The problem therefore is that school facilities negatively impact student learning and faculty, and administrators were not properly supporting stronger facility management. The poor condition of some schools raised serious concerns about teacher and student safety. When providing quality equitable and efficient education for students, lawmakers and educators must take in consideration of the role school facilities had played in the educational and learning environment. Educators must understand and find ways to help increase student performance. Therefore, educators must understand the relationship that existed between learning and school facilities.

This study will be of great importance because it will examine the challenges associated with the implementation of Universal Basic Education in primary schools and it will also provide valuable strategies of curbing these problems.


1.7       Scope of the Study

This research work focuses on school plant management as determinants of students’ academic performance. This research work covers all public basic schools’ head teachers, heads of departments, the vice principals that make up the school management team in Nigerian primacy schools.

1.8  Limitation of the Study

Apart  from  time-frame  and  shortage  of  finance,  the  major  limitation to  this  research  is  the  inability  of  the  researcher  to  cover  the  whole public primary schools in Nigeria as the scope of the study suggest.

1.9       Definition of Terms

Academic Achievement – Knowledge attained or skills developed in school subjects by  test scores.

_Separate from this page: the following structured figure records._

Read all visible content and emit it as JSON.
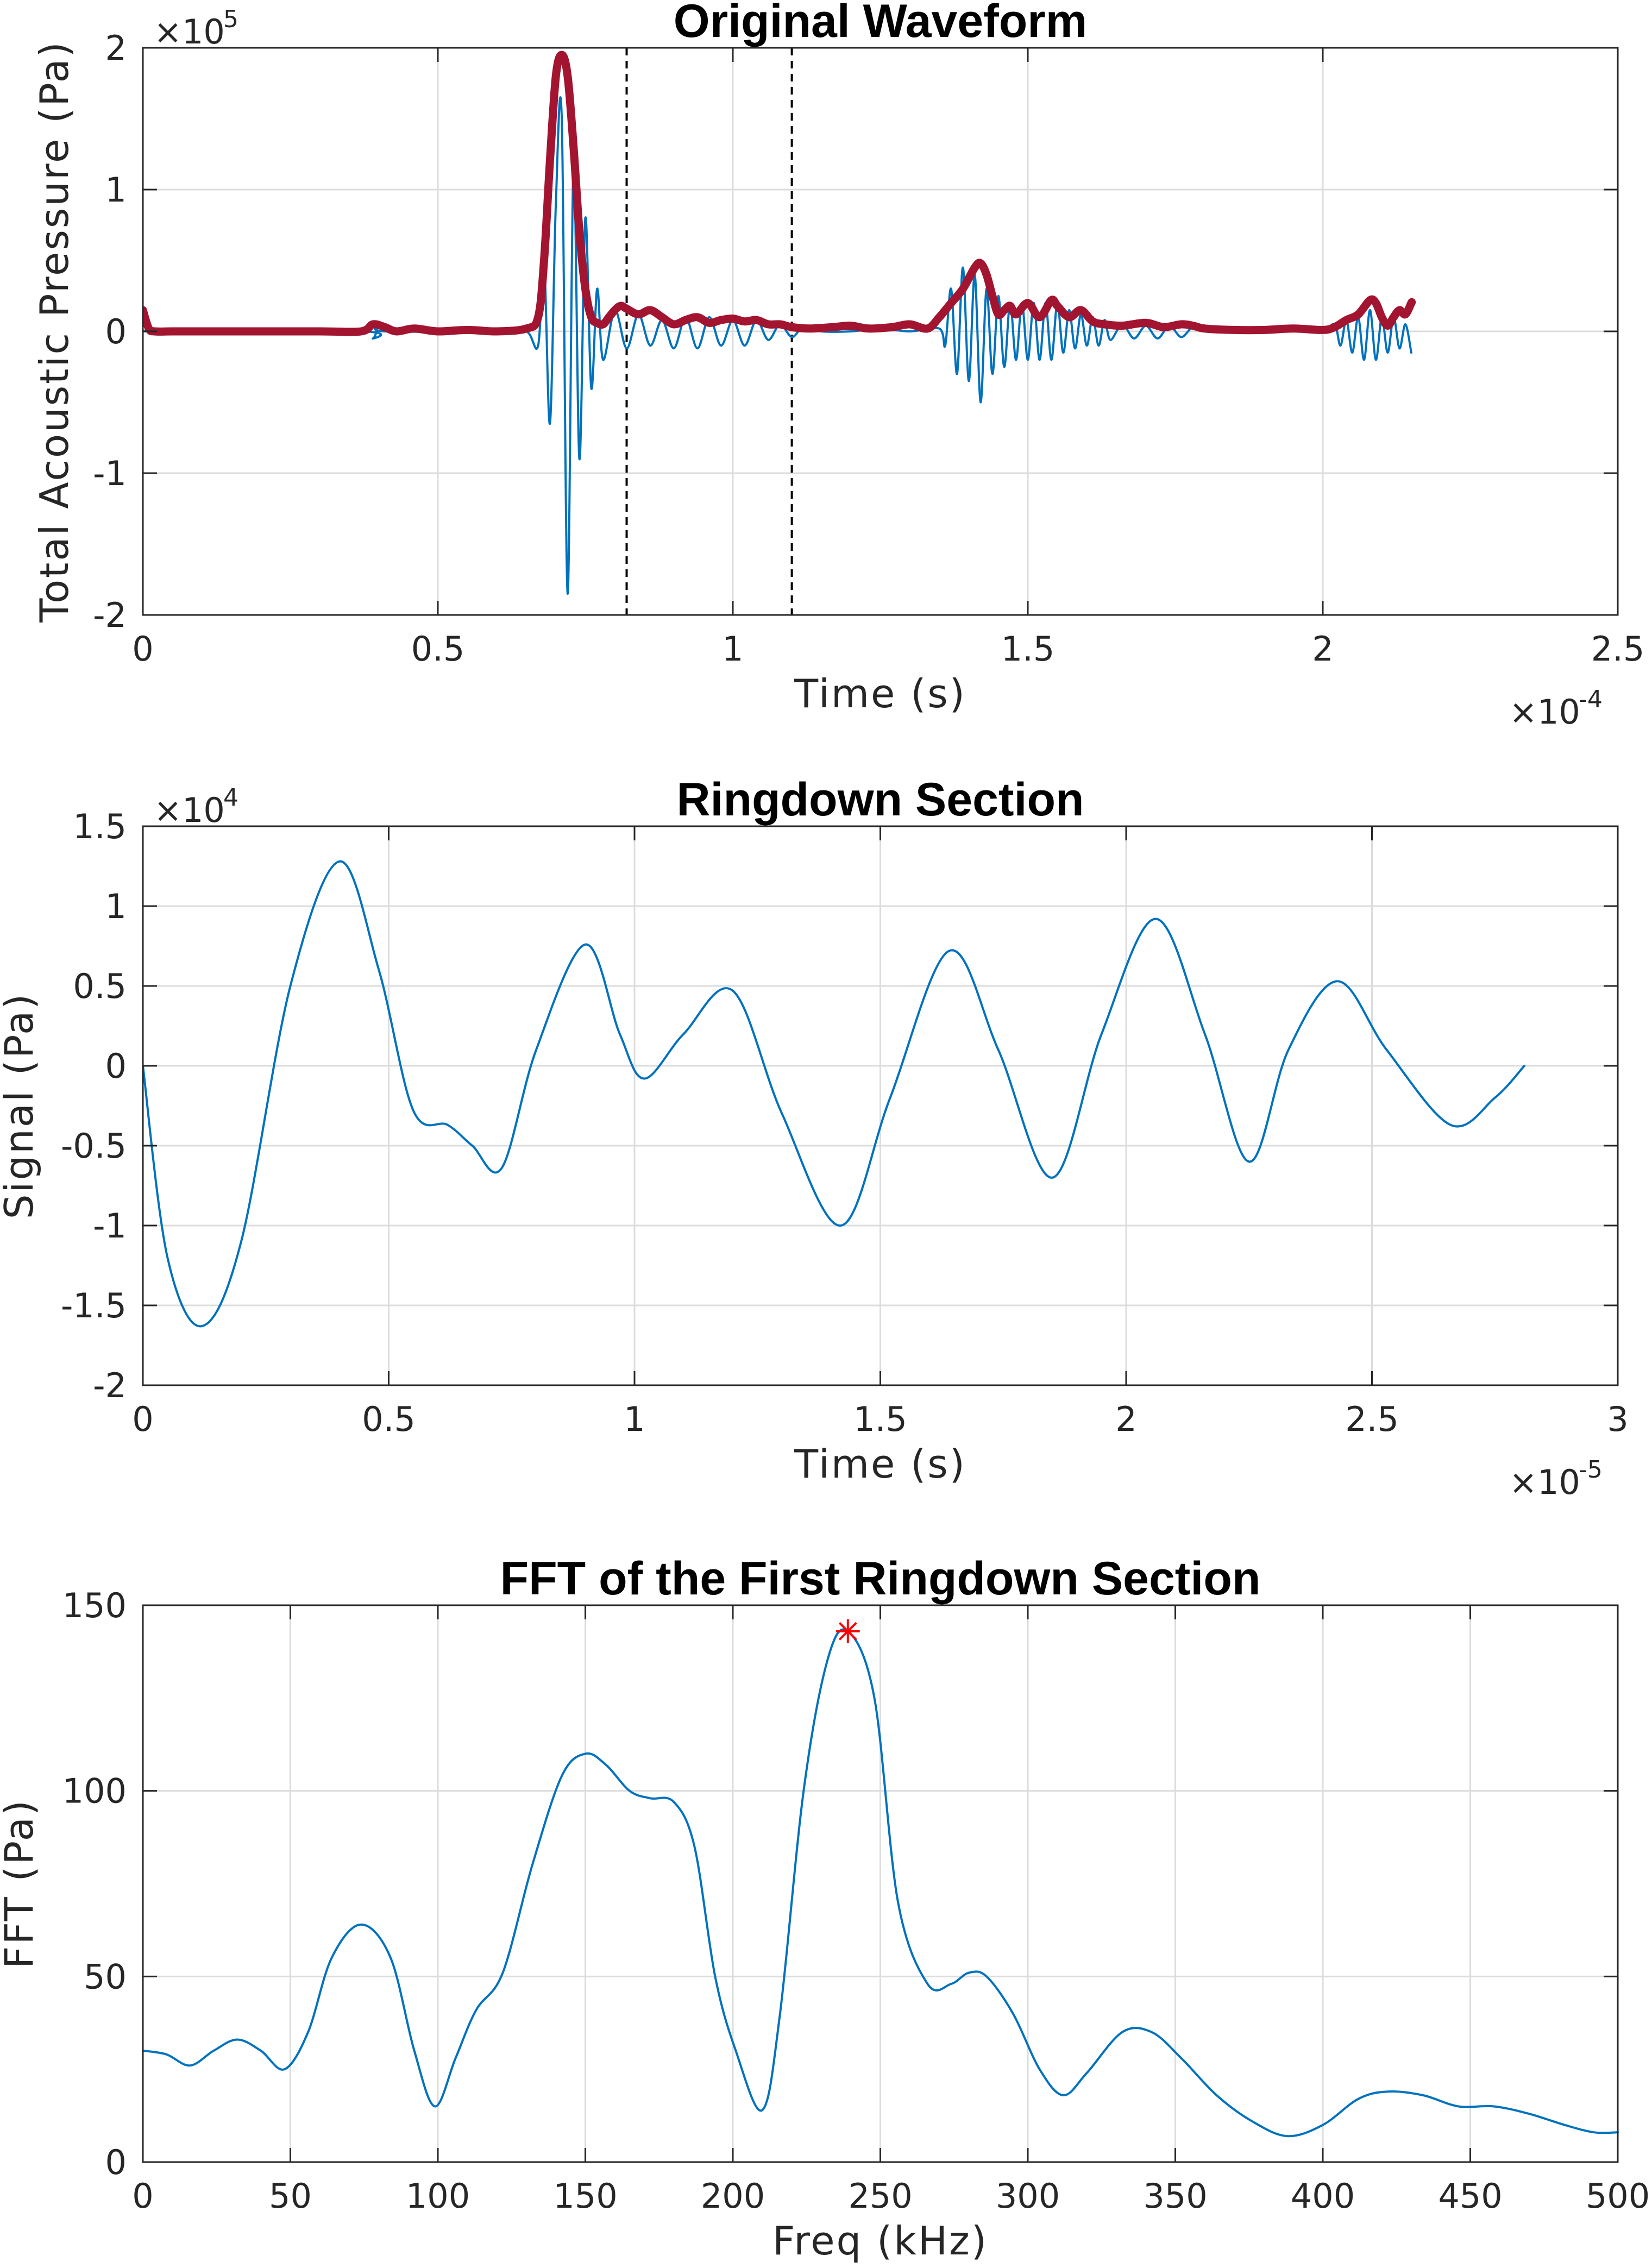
{
  "chart_data": [
    {
      "type": "line",
      "title": "Original Waveform",
      "xlabel": "Time (s)",
      "ylabel": "Total Acoustic Pressure (Pa)",
      "x_exponent": "-4",
      "y_exponent": "5",
      "xlim": [
        0,
        2.5
      ],
      "ylim": [
        -2,
        2
      ],
      "xticks": [
        0,
        0.5,
        1,
        1.5,
        2,
        2.5
      ],
      "xtick_labels": [
        "0",
        "0.5",
        "1",
        "1.5",
        "2",
        "2.5"
      ],
      "yticks": [
        -2,
        -1,
        0,
        1,
        2
      ],
      "ytick_labels": [
        "-2",
        "-1",
        "0",
        "1",
        "2"
      ],
      "grid": true,
      "vlines": [
        0.82,
        1.1
      ],
      "series": [
        {
          "role": "signal",
          "color": "#0072BD",
          "x": [
            0,
            0.37,
            0.39,
            0.4,
            0.41,
            0.6,
            0.65,
            0.67,
            0.68,
            0.69,
            0.7,
            0.71,
            0.72,
            0.73,
            0.74,
            0.75,
            0.76,
            0.77,
            0.78,
            0.8,
            0.82,
            0.84,
            0.86,
            0.88,
            0.9,
            0.92,
            0.94,
            0.96,
            0.98,
            1.0,
            1.02,
            1.04,
            1.06,
            1.08,
            1.1,
            1.12,
            1.15,
            1.2,
            1.25,
            1.3,
            1.35,
            1.36,
            1.37,
            1.38,
            1.39,
            1.4,
            1.41,
            1.42,
            1.43,
            1.44,
            1.45,
            1.46,
            1.47,
            1.48,
            1.49,
            1.5,
            1.51,
            1.52,
            1.53,
            1.54,
            1.55,
            1.56,
            1.57,
            1.58,
            1.59,
            1.6,
            1.61,
            1.62,
            1.63,
            1.64,
            1.66,
            1.68,
            1.7,
            1.72,
            1.74,
            1.76,
            1.78,
            1.8,
            1.85,
            1.9,
            1.95,
            2.0,
            2.02,
            2.03,
            2.04,
            2.05,
            2.06,
            2.07,
            2.08,
            2.09,
            2.1,
            2.11,
            2.12,
            2.13,
            2.14,
            2.15
          ],
          "y": [
            0,
            0,
            -0.05,
            0.04,
            0,
            0,
            0,
            -0.1,
            0.5,
            -0.65,
            0.9,
            1.5,
            -1.85,
            1.2,
            -0.9,
            0.8,
            -0.4,
            0.3,
            -0.2,
            0.15,
            -0.12,
            0.12,
            -0.1,
            0.08,
            -0.12,
            0.1,
            -0.12,
            0.1,
            -0.1,
            0.08,
            -0.1,
            0.08,
            -0.06,
            0.05,
            -0.04,
            0.03,
            0,
            0,
            0.02,
            0,
            0.02,
            -0.1,
            0.3,
            -0.3,
            0.45,
            -0.35,
            0.4,
            -0.5,
            0.3,
            -0.3,
            0.25,
            -0.25,
            0.2,
            -0.2,
            0.2,
            -0.2,
            0.2,
            -0.2,
            0.2,
            -0.2,
            0.2,
            -0.15,
            0.15,
            -0.12,
            0.12,
            -0.1,
            0.1,
            -0.1,
            0.08,
            -0.06,
            0.05,
            -0.05,
            0.04,
            -0.05,
            0.04,
            -0.04,
            0.03,
            0,
            0.02,
            0,
            0.02,
            0,
            0.05,
            -0.1,
            0.08,
            -0.15,
            0.1,
            -0.2,
            0.15,
            -0.2,
            0.1,
            -0.15,
            0.1,
            -0.12,
            0.05,
            -0.15
          ]
        },
        {
          "role": "envelope",
          "color": "#A2142F",
          "x": [
            0,
            0.01,
            0.02,
            0.05,
            0.1,
            0.2,
            0.3,
            0.37,
            0.39,
            0.41,
            0.43,
            0.46,
            0.5,
            0.55,
            0.6,
            0.65,
            0.67,
            0.68,
            0.69,
            0.7,
            0.71,
            0.72,
            0.73,
            0.74,
            0.75,
            0.76,
            0.77,
            0.78,
            0.79,
            0.8,
            0.81,
            0.82,
            0.84,
            0.86,
            0.88,
            0.9,
            0.92,
            0.94,
            0.96,
            0.98,
            1.0,
            1.02,
            1.04,
            1.06,
            1.08,
            1.1,
            1.13,
            1.17,
            1.2,
            1.23,
            1.27,
            1.3,
            1.33,
            1.35,
            1.37,
            1.39,
            1.41,
            1.42,
            1.43,
            1.44,
            1.45,
            1.46,
            1.47,
            1.48,
            1.5,
            1.52,
            1.54,
            1.55,
            1.57,
            1.59,
            1.61,
            1.63,
            1.66,
            1.7,
            1.73,
            1.76,
            1.78,
            1.8,
            1.85,
            1.9,
            1.95,
            2.0,
            2.02,
            2.04,
            2.06,
            2.08,
            2.09,
            2.1,
            2.11,
            2.12,
            2.13,
            2.14,
            2.15,
            2.15
          ],
          "y": [
            0.15,
            0.02,
            0,
            0,
            0,
            0,
            0,
            0,
            0.05,
            0.03,
            0,
            0.02,
            0,
            0.01,
            0,
            0.02,
            0.1,
            0.5,
            1.2,
            1.8,
            1.95,
            1.8,
            1.3,
            0.7,
            0.3,
            0.1,
            0.06,
            0.05,
            0.1,
            0.15,
            0.18,
            0.16,
            0.12,
            0.15,
            0.1,
            0.05,
            0.08,
            0.1,
            0.06,
            0.08,
            0.09,
            0.07,
            0.08,
            0.05,
            0.05,
            0.03,
            0.02,
            0.03,
            0.04,
            0.02,
            0.03,
            0.05,
            0.02,
            0.1,
            0.2,
            0.3,
            0.45,
            0.48,
            0.4,
            0.25,
            0.12,
            0.15,
            0.18,
            0.12,
            0.2,
            0.1,
            0.22,
            0.18,
            0.1,
            0.15,
            0.07,
            0.05,
            0.04,
            0.06,
            0.03,
            0.05,
            0.04,
            0.02,
            0.01,
            0.01,
            0.02,
            0.01,
            0.03,
            0.08,
            0.12,
            0.22,
            0.2,
            0.1,
            0.04,
            0.1,
            0.15,
            0.12,
            0.2,
            0.2
          ]
        }
      ]
    },
    {
      "type": "line",
      "title": "Ringdown Section",
      "xlabel": "Time (s)",
      "ylabel": "Signal (Pa)",
      "x_exponent": "-5",
      "y_exponent": "4",
      "xlim": [
        0,
        3
      ],
      "ylim": [
        -2,
        1.5
      ],
      "xticks": [
        0,
        0.5,
        1,
        1.5,
        2,
        2.5,
        3
      ],
      "xtick_labels": [
        "0",
        "0.5",
        "1",
        "1.5",
        "2",
        "2.5",
        "3"
      ],
      "yticks": [
        -2,
        -1.5,
        -1,
        -0.5,
        0,
        0.5,
        1,
        1.5
      ],
      "ytick_labels": [
        "-2",
        "-1.5",
        "-1",
        "-0.5",
        "0",
        "0.5",
        "1",
        "1.5"
      ],
      "grid": true,
      "series": [
        {
          "color": "#0072BD",
          "x": [
            0,
            0.05,
            0.12,
            0.2,
            0.3,
            0.4,
            0.48,
            0.55,
            0.62,
            0.67,
            0.73,
            0.8,
            0.9,
            0.97,
            1.02,
            1.1,
            1.2,
            1.3,
            1.42,
            1.52,
            1.64,
            1.74,
            1.85,
            1.95,
            2.06,
            2.16,
            2.25,
            2.33,
            2.43,
            2.53,
            2.66,
            2.75,
            2.81
          ],
          "y": [
            0,
            -1.2,
            -1.63,
            -1.1,
            0.5,
            1.28,
            0.6,
            -0.28,
            -0.37,
            -0.5,
            -0.64,
            0.1,
            0.76,
            0.2,
            -0.08,
            0.2,
            0.47,
            -0.3,
            -1.0,
            -0.2,
            0.72,
            0.1,
            -0.7,
            0.2,
            0.92,
            0.2,
            -0.6,
            0.1,
            0.53,
            0.1,
            -0.37,
            -0.2,
            0
          ]
        }
      ]
    },
    {
      "type": "line",
      "title": "FFT of the First Ringdown Section",
      "xlabel": "Freq (kHz)",
      "ylabel": "FFT (Pa)",
      "xlim": [
        0,
        500
      ],
      "ylim": [
        0,
        150
      ],
      "xticks": [
        0,
        50,
        100,
        150,
        200,
        250,
        300,
        350,
        400,
        450,
        500
      ],
      "xtick_labels": [
        "0",
        "50",
        "100",
        "150",
        "200",
        "250",
        "300",
        "350",
        "400",
        "450",
        "500"
      ],
      "yticks": [
        0,
        50,
        100,
        150
      ],
      "ytick_labels": [
        "0",
        "50",
        "100",
        "150"
      ],
      "grid": true,
      "series": [
        {
          "color": "#0072BD",
          "x": [
            0,
            8,
            16,
            24,
            32,
            40,
            48,
            56,
            64,
            74,
            84,
            92,
            99,
            106,
            113,
            122,
            132,
            142,
            150,
            157,
            165,
            172,
            180,
            187,
            194,
            201,
            210,
            216,
            224,
            232,
            239,
            248,
            256,
            266,
            274,
            280,
            286,
            295,
            304,
            312,
            320,
            332,
            342,
            352,
            364,
            376,
            388,
            400,
            412,
            422,
            434,
            446,
            458,
            470,
            482,
            492,
            500
          ],
          "y": [
            30,
            29,
            26,
            30,
            33,
            30,
            25,
            35,
            55,
            64,
            55,
            30,
            15,
            28,
            41,
            51,
            80,
            104,
            110,
            107,
            100,
            98,
            97,
            85,
            50,
            30,
            14,
            40,
            100,
            135,
            143,
            125,
            70,
            48,
            48,
            51,
            50,
            40,
            25,
            18,
            24,
            35,
            35,
            28,
            18,
            11,
            7,
            10,
            17,
            19,
            18,
            15,
            15,
            13,
            10,
            8,
            8
          ]
        }
      ],
      "marker": {
        "x": 239,
        "y": 143,
        "color": "#FF0000",
        "symbol": "asterisk"
      }
    }
  ]
}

Educational facility. The process of conceiving and selecting the structure, elements, arrangement, materials, and so on for a school building or facility; the plan or layout of the building (Australian Council for Educational Research, 2008).

Learning environment. The context for informal and formal curricula and the matrix that nurtures or inhibits learner growth (Robins, 2005).

School design patterns. Physical arrangements of the environmental components with which students interact (Tanner, 2000).

Secondary school (also”high school”)is a term used to describe an educational institution where the final stage of schooling, known as secondary education and usually compulsory up to a specified age, takes place. It follows elementary or primary education, and may be followed by university (tertiary) education.

School: A school is an institution designed for the teaching of students (or “pupils”) under the direction of teachers

School Location: A school’s physical environment includes the school building and the surrounding.